Electrodes placement schema on Cyton Board
image
Region Color Pin
Earlobe Black BIAS
Mental Yellow N3P (upper)
Inner laryngeal Blue N1P (upper)
Outer laryngeal Red N1P (lower)
Hyoid Green N3P (lower)
Inner infra-orbital Purple N2P (upper)
Outer infra-orbital Brown N4P
Buccal Orange N2P (lower)
Selection of the final electrode target areas through feature selection on muscular areas of interest
image
Arnav Kapur, S. Kapur, P. Maes, et al. (2018)

📻 Proof of Concept (PoC)

The PoC containing the steps of processing and training can be accessed by Complete processing.ipynb. This Jupyter Notebook has all the important pieces of code to reproduce the experiment, and also some visual graphs for a better understanding.

Synthetic 8-Channels Input Words visualization
Synthetic 8-Channels Input Words visualization

If you want to see the PoC with public EMG data instead, you can check Public data.ipynb, processing a public EMG hand gesture dataset.

Also, if you want to run the ipynb notebook in a virtualenv, make sure you setup jupyter correctly:

source .venv/bin/activate
python -m pip install ipykernel # install ipykernel / jupyter in the venv if not present
python -m ipykernel install --user --name=venv # self-install
# > Then, open Jupyter Notebook and select venv in "Switch kernel" option

📚 Papers

This marks the concluding phase of our research. For this publicly available repository, we included data from human participants and shared the electrodes placement, as we have obtained approval from Brazil's Ethics Committee (CAAE: 65587722.5.0000.5503, Parecer 6112574).

You can view the processing and results obtained from the human sEMG in the third PoC file: Subvocalization.ipynb.

📊 EMG Folder Structure

The dataset folder /saves is where all the EMG data is stored by default in the application, however this folder was organized to include the data from all 10 participants of the study. The all sessions recorded from all participants, it is grouped by: Participants Code -> Speech style -> Words.

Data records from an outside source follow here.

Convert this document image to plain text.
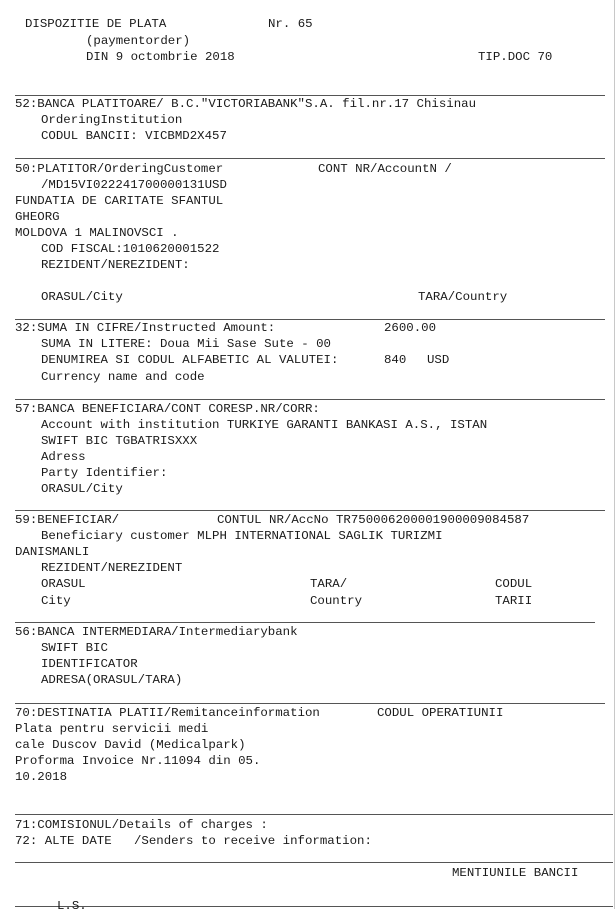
DISPOZITIE DE PLATA	Nr. 65
(paymentorder)
DIN 9 octombrie 2018	TIP.DOC 70
52:BANCA PLATITOARE/ B.C."VICTORIABANK"S.A. fil.nr.17 Chisinau
OrderingInstitution
CODUL BANCII: VICBMD2X457
50:PLATITOR/OrderingCustomer	CONT NR/AccountN /
/MD15VI022241700000131USD
FUNDATIA DE CARITATE SFANTUL
GHEORG
MOLDOVA 1 MALINOVSCI .
COD FISCAL:1010620001522
REZIDENT/NEREZIDENT:
ORASUL/City	TARA/Country
32:SUMA IN CIFRE/Instructed Amount:	2600.00
SUMA IN LITERE: Doua Mii Sase Sute - 00
DENUMIREA SI CODUL ALFABETIC AL VALUTEI:	840 USD
Currency name and code
57:BANCA BENEFICIARA/CONT CORESP.NR/CORR:
Account with institution TURKIYE GARANTI BANKASI A.S., ISTAN
SWIFT BIC TGBATRISXXX
Adress
Party Identifier:
ORASUL/City
59:BENEFICIAR/	CONTUL NR/AccNo TR750006200001900009084587
Beneficiary customer MLPH INTERNATIONAL SAGLIK TURIZMI
DANISMANLI
REZIDENT/NEREZIDENT
ORASUL	TARA/	CODUL
City	Country	TARII
56:BANCA INTERMEDIARA/Intermediarybank
SWIFT BIC
IDENTIFICATOR
ADRESA(ORASUL/TARA)
70:DESTINATIA PLATII/Remitanceinformation	CODUL OPERATIUNII
Plata pentru servicii medi
cale Duscov David (Medicalpark)
Proforma Invoice Nr.11094 din 05.
10.2018
71:COMISIONUL/Details of charges :
72: ALTE DATE   /Senders to receive information:
MENTIUNILE BANCII
L.S.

The Speech style could be any of:

  • F: Normal speech ("Fala")
  • A: Lip articulation ("Articulação labial")
  • S: Subvocalization ("Subvocalização")

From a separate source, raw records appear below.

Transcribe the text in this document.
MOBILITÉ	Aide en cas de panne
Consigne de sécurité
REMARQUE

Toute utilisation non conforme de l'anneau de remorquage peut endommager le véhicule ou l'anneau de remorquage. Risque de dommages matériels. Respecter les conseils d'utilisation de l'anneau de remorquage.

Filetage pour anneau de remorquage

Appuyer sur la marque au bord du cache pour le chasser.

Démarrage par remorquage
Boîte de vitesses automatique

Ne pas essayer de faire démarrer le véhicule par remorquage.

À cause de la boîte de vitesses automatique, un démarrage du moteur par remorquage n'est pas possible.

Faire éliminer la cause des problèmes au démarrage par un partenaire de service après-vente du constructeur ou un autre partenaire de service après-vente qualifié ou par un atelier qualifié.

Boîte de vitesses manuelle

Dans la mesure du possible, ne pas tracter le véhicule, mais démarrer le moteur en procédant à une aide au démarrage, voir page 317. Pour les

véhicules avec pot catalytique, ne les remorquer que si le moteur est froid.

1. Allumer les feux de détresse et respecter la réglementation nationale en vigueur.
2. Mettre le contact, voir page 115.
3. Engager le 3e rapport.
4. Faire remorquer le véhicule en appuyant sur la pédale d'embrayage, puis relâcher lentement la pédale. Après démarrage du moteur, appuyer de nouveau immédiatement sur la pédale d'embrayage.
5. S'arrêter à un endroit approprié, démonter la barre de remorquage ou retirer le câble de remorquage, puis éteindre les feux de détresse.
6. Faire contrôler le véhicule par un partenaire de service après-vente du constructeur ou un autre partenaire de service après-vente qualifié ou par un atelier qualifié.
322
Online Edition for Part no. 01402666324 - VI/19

The four possible words selected in this study was: Yes ("Sim"), No ("Não"), Maybe ("Talvez") and Silence, whereas the silence itself is stored inside the folders between the words.

📝 Conclusion

The results demonstrate that this processing and training method is effective for detecting strong gestures, such as speech and articulation. However, for more subtle muscle movements, such as subvocalization, further improvements in noise reduction and data augmentation are necessary.

It is important to note that the same methods, montage, and algorithm yielded varying results across different participants. Some exhibited lower accuracy in detecting easily recognizable speech, while others achieved higher accuracy in identifying less discernible subvocalizations.

📜 License

All source code is made available under a BSD 3-clause license. You can freely use and modify the code, without warranty, so long as you provide attribution to the author. See LICENSE for the full license text.

The author reserve the rights to the article content.